Il est reçu par l'inspecteur Lucchino en poste dans le
quinzième arrondissement de la capitale. Stupéfait, l'inspecteur tente de le
raisonner : - "Voyons, cher monsieur, vous n'allez pas porté plainte
pour une erreur de 15 centimes" ; - "Si une erreur de 5 centimes
est possible, alors une erreur de 5 millions aussi !", rétorque Monsieur
Durand, vexé. Mais l'inspecteur Lucchino refuse d'enregistrer la plainte,
ayant bien d'autres chats à fouetter. Un mois passe... L'inspecteur est alors
reçu, à sa demande, par le directeur de la banque.
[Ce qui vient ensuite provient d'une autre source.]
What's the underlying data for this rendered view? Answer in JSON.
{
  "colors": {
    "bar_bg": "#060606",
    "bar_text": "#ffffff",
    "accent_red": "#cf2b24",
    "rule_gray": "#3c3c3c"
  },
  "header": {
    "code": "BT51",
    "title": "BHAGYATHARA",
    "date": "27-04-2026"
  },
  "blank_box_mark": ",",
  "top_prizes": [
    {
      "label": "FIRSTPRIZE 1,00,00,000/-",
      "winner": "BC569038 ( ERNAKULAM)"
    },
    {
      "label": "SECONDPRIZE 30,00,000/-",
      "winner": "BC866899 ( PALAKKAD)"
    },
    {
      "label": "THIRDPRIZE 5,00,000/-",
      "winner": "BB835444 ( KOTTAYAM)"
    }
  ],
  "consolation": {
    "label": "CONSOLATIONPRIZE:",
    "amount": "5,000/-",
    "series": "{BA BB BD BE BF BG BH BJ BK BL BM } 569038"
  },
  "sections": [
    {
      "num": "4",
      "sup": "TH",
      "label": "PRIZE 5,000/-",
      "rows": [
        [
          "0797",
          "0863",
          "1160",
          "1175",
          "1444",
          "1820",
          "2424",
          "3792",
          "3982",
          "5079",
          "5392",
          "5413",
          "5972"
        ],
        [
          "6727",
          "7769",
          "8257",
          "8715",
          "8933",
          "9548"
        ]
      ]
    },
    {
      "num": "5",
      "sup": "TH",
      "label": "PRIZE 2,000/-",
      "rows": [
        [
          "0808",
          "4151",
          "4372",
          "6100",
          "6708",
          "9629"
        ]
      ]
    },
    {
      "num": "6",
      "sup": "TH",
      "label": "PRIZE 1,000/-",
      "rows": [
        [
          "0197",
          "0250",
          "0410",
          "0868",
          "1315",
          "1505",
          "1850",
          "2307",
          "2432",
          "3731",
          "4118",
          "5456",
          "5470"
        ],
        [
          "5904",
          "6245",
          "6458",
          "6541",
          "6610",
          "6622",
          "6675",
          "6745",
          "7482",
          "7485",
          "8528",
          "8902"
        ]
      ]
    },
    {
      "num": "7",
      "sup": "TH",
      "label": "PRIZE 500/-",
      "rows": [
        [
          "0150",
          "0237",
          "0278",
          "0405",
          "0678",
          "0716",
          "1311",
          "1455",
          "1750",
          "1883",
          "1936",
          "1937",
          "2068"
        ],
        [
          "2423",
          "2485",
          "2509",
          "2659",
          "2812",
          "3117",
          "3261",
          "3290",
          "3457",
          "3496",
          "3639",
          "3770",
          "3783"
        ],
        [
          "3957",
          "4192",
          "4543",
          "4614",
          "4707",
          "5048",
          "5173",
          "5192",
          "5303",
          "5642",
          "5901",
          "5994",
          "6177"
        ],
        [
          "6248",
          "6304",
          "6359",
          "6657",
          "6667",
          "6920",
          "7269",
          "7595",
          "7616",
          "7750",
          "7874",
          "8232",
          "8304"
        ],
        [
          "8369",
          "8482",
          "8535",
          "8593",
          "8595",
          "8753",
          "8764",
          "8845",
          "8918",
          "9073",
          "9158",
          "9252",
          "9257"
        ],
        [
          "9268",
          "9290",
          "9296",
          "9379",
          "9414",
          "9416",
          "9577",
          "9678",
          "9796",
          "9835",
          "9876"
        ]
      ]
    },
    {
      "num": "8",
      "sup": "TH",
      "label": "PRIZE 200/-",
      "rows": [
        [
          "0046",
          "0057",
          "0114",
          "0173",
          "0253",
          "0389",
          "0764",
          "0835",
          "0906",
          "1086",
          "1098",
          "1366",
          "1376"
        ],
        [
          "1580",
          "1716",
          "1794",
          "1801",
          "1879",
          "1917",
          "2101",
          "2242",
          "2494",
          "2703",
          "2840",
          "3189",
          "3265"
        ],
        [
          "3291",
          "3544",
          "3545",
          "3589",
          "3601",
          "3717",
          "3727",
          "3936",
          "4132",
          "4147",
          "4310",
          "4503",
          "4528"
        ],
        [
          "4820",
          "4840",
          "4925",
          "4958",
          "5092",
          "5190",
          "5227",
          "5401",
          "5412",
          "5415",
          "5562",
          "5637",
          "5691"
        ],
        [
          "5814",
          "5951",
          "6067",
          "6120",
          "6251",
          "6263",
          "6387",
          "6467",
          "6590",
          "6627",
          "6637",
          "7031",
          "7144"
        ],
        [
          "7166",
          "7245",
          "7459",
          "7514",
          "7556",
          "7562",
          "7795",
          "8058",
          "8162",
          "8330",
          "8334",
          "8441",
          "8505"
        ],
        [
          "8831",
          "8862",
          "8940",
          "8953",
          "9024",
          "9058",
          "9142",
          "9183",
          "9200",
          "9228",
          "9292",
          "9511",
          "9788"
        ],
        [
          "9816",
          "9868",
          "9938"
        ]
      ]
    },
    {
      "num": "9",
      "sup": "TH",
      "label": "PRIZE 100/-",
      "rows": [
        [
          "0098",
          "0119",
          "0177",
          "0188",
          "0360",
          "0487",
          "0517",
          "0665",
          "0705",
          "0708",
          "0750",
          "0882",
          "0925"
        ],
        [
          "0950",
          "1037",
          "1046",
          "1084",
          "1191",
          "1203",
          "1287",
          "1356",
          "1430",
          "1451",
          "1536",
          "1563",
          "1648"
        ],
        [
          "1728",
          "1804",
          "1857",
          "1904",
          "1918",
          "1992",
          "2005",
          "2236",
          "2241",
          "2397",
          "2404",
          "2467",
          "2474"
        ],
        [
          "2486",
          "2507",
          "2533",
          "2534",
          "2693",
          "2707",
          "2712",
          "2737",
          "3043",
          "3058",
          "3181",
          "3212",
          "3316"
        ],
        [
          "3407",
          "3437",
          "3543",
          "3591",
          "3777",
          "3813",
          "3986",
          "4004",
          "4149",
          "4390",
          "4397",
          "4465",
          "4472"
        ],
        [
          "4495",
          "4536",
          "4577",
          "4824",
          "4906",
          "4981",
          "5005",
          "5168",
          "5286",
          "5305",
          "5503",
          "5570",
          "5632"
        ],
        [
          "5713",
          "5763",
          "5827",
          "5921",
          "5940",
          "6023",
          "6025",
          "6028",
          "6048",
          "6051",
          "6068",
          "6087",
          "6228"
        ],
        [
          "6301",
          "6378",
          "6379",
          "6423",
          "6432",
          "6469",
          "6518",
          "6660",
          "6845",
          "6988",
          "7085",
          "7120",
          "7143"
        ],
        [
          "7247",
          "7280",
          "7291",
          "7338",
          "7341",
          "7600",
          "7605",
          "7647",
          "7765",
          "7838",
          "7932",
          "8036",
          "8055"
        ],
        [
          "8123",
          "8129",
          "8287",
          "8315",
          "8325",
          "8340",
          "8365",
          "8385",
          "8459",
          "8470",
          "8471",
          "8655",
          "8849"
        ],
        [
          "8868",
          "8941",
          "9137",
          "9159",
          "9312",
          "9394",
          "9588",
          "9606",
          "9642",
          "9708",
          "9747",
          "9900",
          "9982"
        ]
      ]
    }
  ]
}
Ce dernier n'en revient
pas : - "Vous n'allez pas me dire que vous faites une enquête pour 5
centimes ?!" ; - "Si ! Monsieur Durand a pris un avocat et n'a pas
l'intention de lâcher le morceau ; il en fait une question de
principes", répond l'inspecteur. - "Dans ce cas, que voulez-vous
savoir ?", répond le banquier autant amusé qu'irrité. L'inspecteur
demande alors qui aurait pu commettre cette erreur au sein de l'agence. -
"Cela ne peut pas venir de chez nous. Les intérêts sont calculés
automatiquement au siège central", répond sans hésiter le banquier. -
"Par combien de personnes ?" ; - "Ils ne sont pas très nombreux,
ce sont des spécialistes très recherchés" ; - "Mais vous ne
vérifiez jamais ?" s'étonne l'inspecteur Lucchino.
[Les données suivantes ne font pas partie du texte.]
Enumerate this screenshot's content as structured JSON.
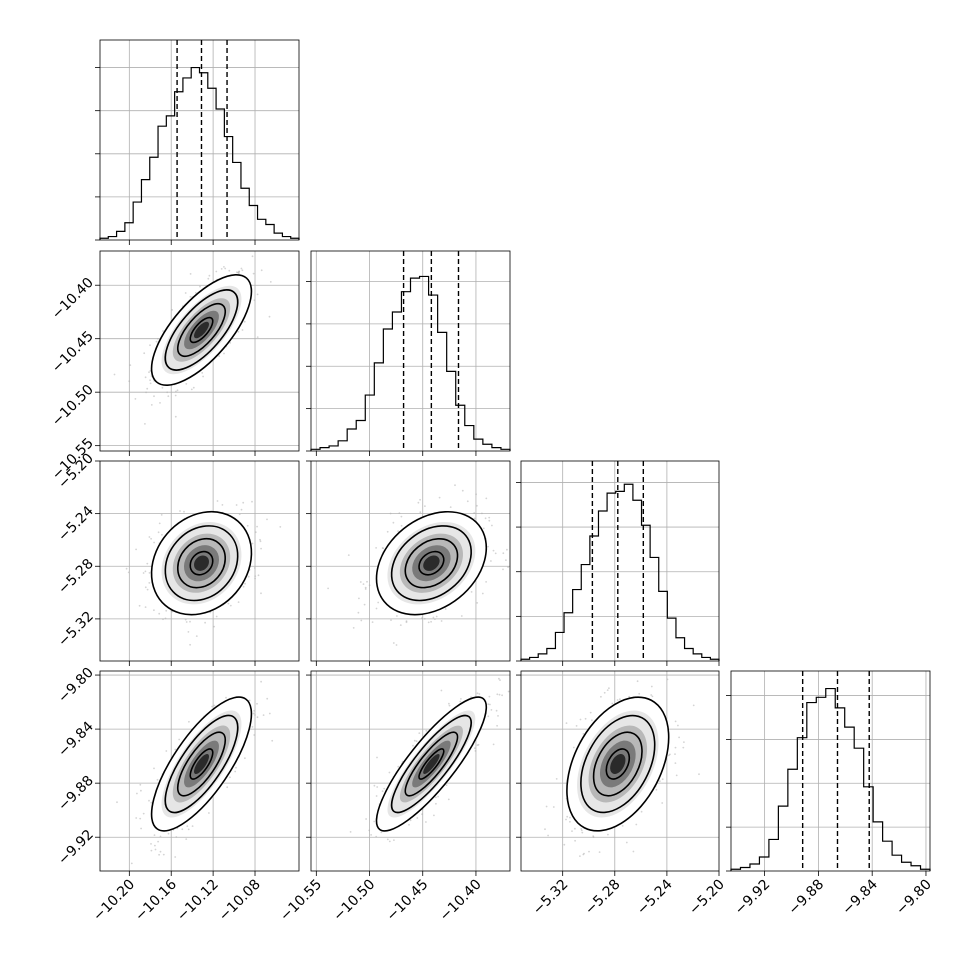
{
  "chart_data": {
    "type": "scatter",
    "subtype": "corner_plot",
    "parameters": [
      {
        "ticks": [
          -10.2,
          -10.16,
          -10.12,
          -10.08
        ],
        "tick_labels": [
          "−10.20",
          "−10.16",
          "−10.12",
          "−10.08"
        ],
        "range": [
          -10.228,
          -10.038
        ]
      },
      {
        "ticks": [
          -10.55,
          -10.5,
          -10.45,
          -10.4
        ],
        "tick_labels": [
          "−10.55",
          "−10.50",
          "−10.45",
          "−10.40"
        ],
        "range": [
          -10.555,
          -10.368
        ]
      },
      {
        "ticks": [
          -5.32,
          -5.28,
          -5.24,
          -5.2
        ],
        "tick_labels": [
          "−5.32",
          "−5.28",
          "−5.24",
          "−5.20"
        ],
        "range": [
          -5.352,
          -5.2
        ]
      },
      {
        "ticks": [
          -9.92,
          -9.88,
          -9.84,
          -9.8
        ],
        "tick_labels": [
          "−9.92",
          "−9.88",
          "−9.84",
          "−9.80"
        ],
        "range": [
          -9.945,
          -9.797
        ]
      }
    ],
    "diagonal": [
      {
        "histogram_counts": [
          1,
          2,
          5,
          10,
          22,
          35,
          48,
          66,
          72,
          86,
          94,
          100,
          97,
          88,
          76,
          60,
          45,
          30,
          20,
          12,
          9,
          4,
          2,
          1
        ],
        "quantiles": [
          -10.1544,
          -10.1311,
          -10.1067
        ],
        "y_max": 116
      },
      {
        "histogram_counts": [
          1,
          2,
          3,
          6,
          13,
          18,
          33,
          52,
          72,
          82,
          94,
          102,
          103,
          92,
          70,
          47,
          27,
          15,
          7,
          4,
          2,
          1
        ],
        "quantiles": [
          -10.468,
          -10.4419,
          -10.4164
        ],
        "y_max": 118
      },
      {
        "histogram_counts": [
          1,
          2,
          4,
          7,
          16,
          27,
          40,
          54,
          70,
          84,
          94,
          95,
          99,
          90,
          76,
          58,
          39,
          24,
          13,
          7,
          4,
          2,
          1
        ],
        "quantiles": [
          -5.2972,
          -5.2777,
          -5.2581
        ],
        "y_max": 112
      },
      {
        "histogram_counts": [
          1,
          2,
          4,
          8,
          18,
          37,
          58,
          76,
          96,
          99,
          104,
          93,
          82,
          70,
          48,
          28,
          17,
          9,
          5,
          3,
          1
        ],
        "quantiles": [
          -9.8917,
          -9.8658,
          -9.8422
        ],
        "y_max": 114
      }
    ],
    "pairs": [
      {
        "x_param": 0,
        "y_param": 1,
        "correlation": 0.7
      },
      {
        "x_param": 0,
        "y_param": 2,
        "correlation": 0.2
      },
      {
        "x_param": 1,
        "y_param": 2,
        "correlation": 0.3
      },
      {
        "x_param": 0,
        "y_param": 3,
        "correlation": 0.75
      },
      {
        "x_param": 1,
        "y_param": 3,
        "correlation": 0.85
      },
      {
        "x_param": 2,
        "y_param": 3,
        "correlation": 0.4
      }
    ],
    "grid": true,
    "colors": {
      "points": "#b0b0b0",
      "lines": "#000000",
      "grid": "#b0b0b0"
    }
  }
}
Alors le banquier se lance dans une explication aussi
technique qu'ennuyeuse. Puis, le banquier invite l'inspecteur à se rapprocher
d'un ordinateur pour lui faire une démonstration. Il lance une simulation et
le calcul des intérêts prend quelques longues minutes. Quand, soudain, c'est
la consternation sur le visage décomposé du banquier : - "Que se
passe-t-il ?", demande, intrigué, l'inspecteur. Alors, le banquier répond
: - "Je ne comprends pas, il manque... 5 centimes !". Un silence
glacial fige les deux hommes qui se regardent dans les yeux. Ils ont compris
qu'ils pensent tous les deux exactement à la même chose, une chose effarante
qui donne le vertige.
Alors, l'inspecteur de police demande : -"Combien de
calculs de ce genre fait-on au siège central dans une journée ?" ; -
"Je ne sais pas : dix mille, vingt mille...", répond le banquier.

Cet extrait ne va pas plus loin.